Any efforts to modify or reform the existing system for protection of health-related information, must acknowledge the efforts that have taken place at the state level to protect information and accomplish various health care and public health goals. One way to both acknowledge this debt and engage state health officials and policy-makers in reform efforts is to begin an on-going dialogue between health officials and policy-makers in different states.
This report has outlined recommendations which can focus that dialogue on ways of removing barriers to the achievement of good health while respecting the need to protect the privacy of health information. Absolutist positions on either side will not result in health information systems that can effectively serve both goals.
The collection of information is central to the ability of public and private health systems to provide intervention, treatment, and research, but confidentiality need not be sacrificed to these goals. Much of the information collected in health care settings is profoundly personal; if patients cannot be assured that this information will be protected from further disclosure, the possibility exists that they will no longer agree to cooperate with systems on a voluntary basis.

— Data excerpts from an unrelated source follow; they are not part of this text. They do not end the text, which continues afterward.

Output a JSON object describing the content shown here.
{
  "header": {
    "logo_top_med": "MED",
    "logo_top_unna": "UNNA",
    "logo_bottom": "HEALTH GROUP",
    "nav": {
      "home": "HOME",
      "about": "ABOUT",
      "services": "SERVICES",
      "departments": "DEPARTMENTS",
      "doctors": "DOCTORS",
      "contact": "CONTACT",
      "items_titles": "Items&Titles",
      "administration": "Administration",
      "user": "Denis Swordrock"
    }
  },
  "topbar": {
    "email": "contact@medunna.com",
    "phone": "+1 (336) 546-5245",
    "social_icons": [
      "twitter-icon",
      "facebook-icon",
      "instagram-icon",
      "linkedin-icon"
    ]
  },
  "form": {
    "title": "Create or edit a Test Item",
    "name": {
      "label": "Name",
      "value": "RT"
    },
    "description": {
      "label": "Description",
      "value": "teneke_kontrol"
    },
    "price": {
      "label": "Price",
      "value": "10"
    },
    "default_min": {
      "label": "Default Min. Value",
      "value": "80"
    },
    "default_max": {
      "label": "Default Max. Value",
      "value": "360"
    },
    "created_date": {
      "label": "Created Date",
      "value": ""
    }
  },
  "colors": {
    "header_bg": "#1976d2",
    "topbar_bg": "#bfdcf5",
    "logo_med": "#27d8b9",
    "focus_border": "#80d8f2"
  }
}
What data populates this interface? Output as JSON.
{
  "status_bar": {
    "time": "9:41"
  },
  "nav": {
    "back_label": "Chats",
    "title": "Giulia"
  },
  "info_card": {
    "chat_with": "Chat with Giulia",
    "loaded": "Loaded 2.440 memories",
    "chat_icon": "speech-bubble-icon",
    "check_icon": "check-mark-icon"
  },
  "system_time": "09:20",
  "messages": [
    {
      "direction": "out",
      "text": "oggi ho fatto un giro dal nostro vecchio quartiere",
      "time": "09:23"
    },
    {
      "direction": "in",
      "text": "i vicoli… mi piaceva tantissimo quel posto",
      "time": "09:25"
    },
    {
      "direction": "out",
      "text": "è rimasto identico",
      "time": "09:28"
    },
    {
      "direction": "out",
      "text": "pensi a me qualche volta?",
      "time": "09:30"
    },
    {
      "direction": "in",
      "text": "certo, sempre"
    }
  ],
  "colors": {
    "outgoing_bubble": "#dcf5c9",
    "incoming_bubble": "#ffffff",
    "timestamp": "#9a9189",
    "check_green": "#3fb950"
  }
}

Many gaps that exist in the current system have been discussed in this report. Future action in the area of health information privacy must consist in part of a legitimate attempt to fill those gaps in ways which will not compromise the ability of health professionals to carry out their duties. The current system not only does not fully protect individual privacy, but the variability that exists across state and local boundaries hampers the achievement of societal goals since there is often an inability to communicate needed information.
Health officials and policy-makers in all the states need to engage in a dialogue now to prevent problems that can only be exacerbated in the future as new and faster information systems are developed. Computerized storage of health information indeed provides for faster retrieval, but also presents additional problems of improper access. Fair information practices should be integrated into legislative protection of health information. Uniform standards nationwide will result in more effective protection of health information privacy.